Department of Systems Design Engineering, University of Waterloo, Waterloo, Ontario, Canada.
J Microsc. 2012 Feb;245(2):210-20. doi: 10.1111/j.1365-2818.2011.03563.x. Epub 2011 Nov 17.
This paper presents microelectromechanical system micromirrors with sidewall electrodes applied for use as a Confocal MACROscope for biomedical imaging. The MACROscope is a fluorescence and brightfield confocal laser scanning microscope with a very large field of view. In this paper, a microelectromechanical system mirror with sidewall electrodes replaces the galvo-scanner and XYZ-stage to improve the confocal MACROscope design and obtain an image. Two micromirror-based optical configurations are developed and tested to optimize the optical design through scanning angle, field of view and numerical aperture improvement. Meanwhile, the scanning frequency and control waveform of the micromirror are tested. Analysing the scan frequency and waveform becomes a key factor to optimize the micromirror-based confocal MACROscope. When the micromirror is integrated into the MACROscope and works at 40 Hz, the micromirror with open-loop control possesses good repeatability, so that the synchronization among the scanner, XYZ-stage and image acquisition can be realized. A laser scanning microscope system based on the micromirror with 2 μm width torsion bars was built and a 2D image was obtained as well. This work forms the experimental basis for building a practical confocal MACROscope.
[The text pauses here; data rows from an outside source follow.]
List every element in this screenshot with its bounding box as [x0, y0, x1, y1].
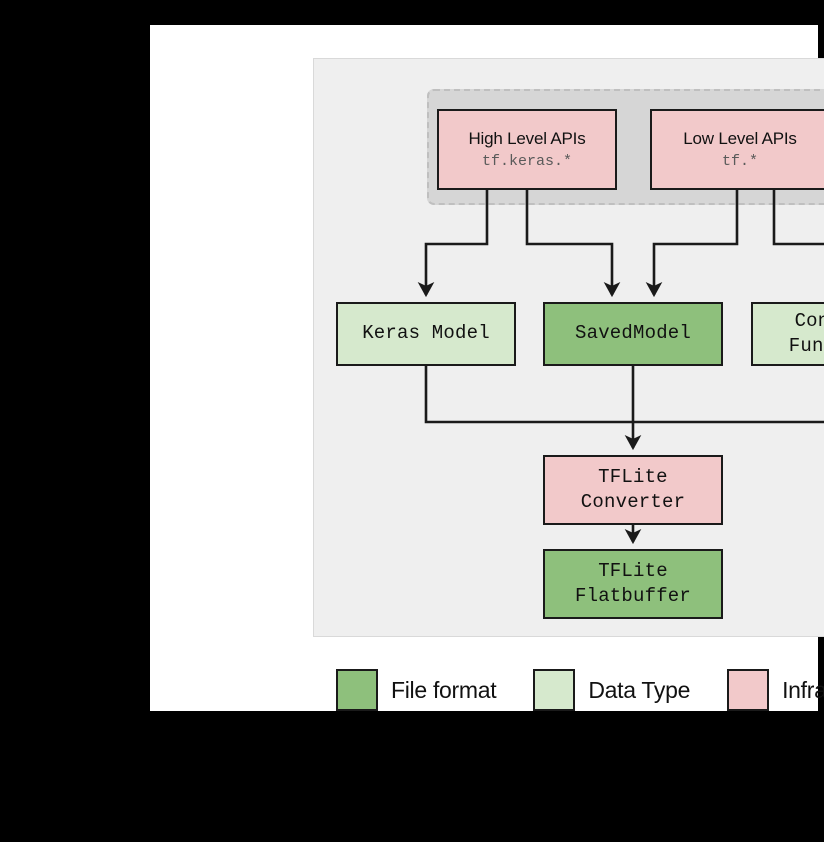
- legend-swatch-file-format: [336, 669, 378, 711]
- node-saved-model-label: SavedModel: [574, 322, 692, 345]
- node-concrete-functions[interactable]: Concrete Functions: [751, 302, 824, 366]
- node-low-level-apis-subtitle: tf.*: [721, 152, 758, 170]
- legend-label-data-type: Data Type: [588, 676, 691, 703]
- page-sheet: High Level APIs tf.keras.* Low Level API…: [150, 25, 824, 711]
- node-high-level-apis-subtitle: tf.keras.*: [481, 152, 572, 170]
- node-keras-model-label: Keras Model: [362, 322, 490, 345]
- node-saved-model[interactable]: SavedModel: [543, 302, 723, 366]
- legend: File format Data Type Infrastructure: [336, 668, 824, 712]
- node-tflite-converter[interactable]: TFLite Converter: [543, 455, 723, 525]
- node-high-level-apis-title: High Level APIs: [468, 128, 586, 148]
- node-concrete-functions-label: Concrete Functions: [788, 309, 824, 357]
- legend-item-file-format: File format: [336, 669, 497, 711]
- legend-swatch-data-type: [533, 669, 576, 711]
- node-tflite-converter-label: TFLite Converter: [580, 465, 686, 513]
- legend-label-infrastructure: Infrastructure: [782, 676, 824, 703]
- legend-item-infrastructure: Infrastructure: [727, 669, 824, 711]
- legend-swatch-infrastructure: [727, 669, 770, 711]
- node-tflite-flatbuffer[interactable]: TFLite Flatbuffer: [543, 549, 723, 619]
- node-high-level-apis[interactable]: High Level APIs tf.keras.*: [437, 109, 617, 190]
- node-low-level-apis-title: Low Level APIs: [683, 128, 797, 148]
- node-tflite-flatbuffer-label: TFLite Flatbuffer: [574, 559, 692, 607]
- node-low-level-apis[interactable]: Low Level APIs tf.*: [650, 109, 824, 190]
- node-keras-model[interactable]: Keras Model: [336, 302, 516, 366]
- legend-item-data-type: Data Type: [533, 669, 690, 711]
- legend-label-file-format: File format: [391, 676, 497, 703]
本文提出了具有侧壁电极的微机电系统微镜,可用于作为生物医学成像的共焦 MACROscope。MACROscope 是一种具有非常大视场的荧光和明场共焦激光扫描显微镜。在本文中,采用具有侧壁电极的微机电系统反射镜代替振镜和 XYZ 台,以改进共焦 MACROscope 的设计并获取图像。开发并测试了两种基于微镜的光学配置,以通过扫描角、视场和数值孔径的改进来优化光学设计。同时,测试了微镜的扫描频率和控制波形。分析扫描频率和波形成为优化基于微镜的共焦 MACROscope 的关键因素。当微镜集成到 MACROscope 中并以 40 Hz 工作时,具有开环控制的微镜具有良好的重复性,从而可以实现扫描仪、XYZ 台和图像采集之间的同步。建立了基于宽度为 2μm 的扭转梁的微镜的激光扫描显微镜系统,并获得了二维图像。这项工作为构建实用的共焦 MACROscope 奠定了实验基础。